16. A device as claimed in claim 10, 11, 14 and 15 of 5 mm.
The method for producing a stamping molding material according to any one of the above. 17. A film comprising the thermoplastic resin,
The method for producing a stamping molding material according to claim 12, wherein the thickness is 50 μm to 5 mm. 18. An organic peroxide is added to a glass fiber papermaking product 10.
The method for producing a stamping molding material according to any one of claims 10 to 17, wherein 0.01 to 10 parts by weight is used relative to 0 parts by weight. 19. The organic peroxide having a half-life temperature of 100 to 250 ° C. for one minute.
The method for producing a stamping molding material according to any one of the above. 20. A glass fiber bundle treated with a sizing agent insoluble in an aqueous medium used in a papermaking method, wherein 10 to 70% by weight of glass fiber contained in the glass fiber papermaking body is treated.
20. The method for producing a stamping molding material according to any one of the items 19 to 19. 21. The thermoplastic resin and the constituent resin of the thermoplastic resin layer are polypropylene.
The method for producing a stamping molding material according to any one of the above. 22. The thermoplastic resin as a constituent of the thin thermoplastic resin layer is polypropylene.
2. The method for producing a stamping molding material according to any one of 1. 23. A sheet for a stamping molded material having an organic peroxide layer on one surface of a thermoplastic resin sheet. 24. The thermoplastic resin sheet according to claim 20, wherein the thickness of the thermoplastic resin sheet is 50 μm or less.

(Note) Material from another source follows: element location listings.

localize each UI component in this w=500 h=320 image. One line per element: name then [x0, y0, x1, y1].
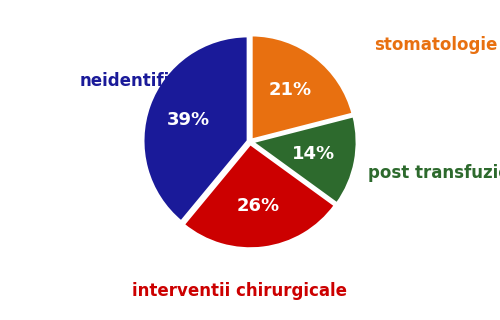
Text: 39%: 39% [167, 111, 210, 129]
Text: 14%: 14% [292, 145, 336, 163]
Wedge shape [143, 36, 248, 222]
Text: neidentificat: neidentificat [80, 72, 200, 90]
Text: post transfuzional: post transfuzional [368, 164, 500, 182]
Text: 26%: 26% [236, 197, 280, 215]
Text: interventii chirurgicale: interventii chirurgicale [132, 282, 347, 300]
Wedge shape [184, 144, 335, 249]
Text: 21%: 21% [268, 81, 312, 99]
Text: stomatologie: stomatologie [374, 36, 497, 54]
Wedge shape [252, 116, 357, 204]
Wedge shape [252, 35, 353, 140]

24. The sheet for a stamping molded material according to claim 23, having a thickness of 5 mm. 25. The sheet according to claim 23, further comprising a thin thermoplastic resin layer having a thickness of 1 to 50 μm on the organic peroxide layer. 26. The organic peroxide according to claim 1, wherein the half-life is 10 minutes.
The sheet for a stamping material according to any one of claims 23 to 25, which has a temperature of 0 to 250 ° C. 27. A flow molded product obtained by subjecting the stamping molding material according to claim 1 to flow molding.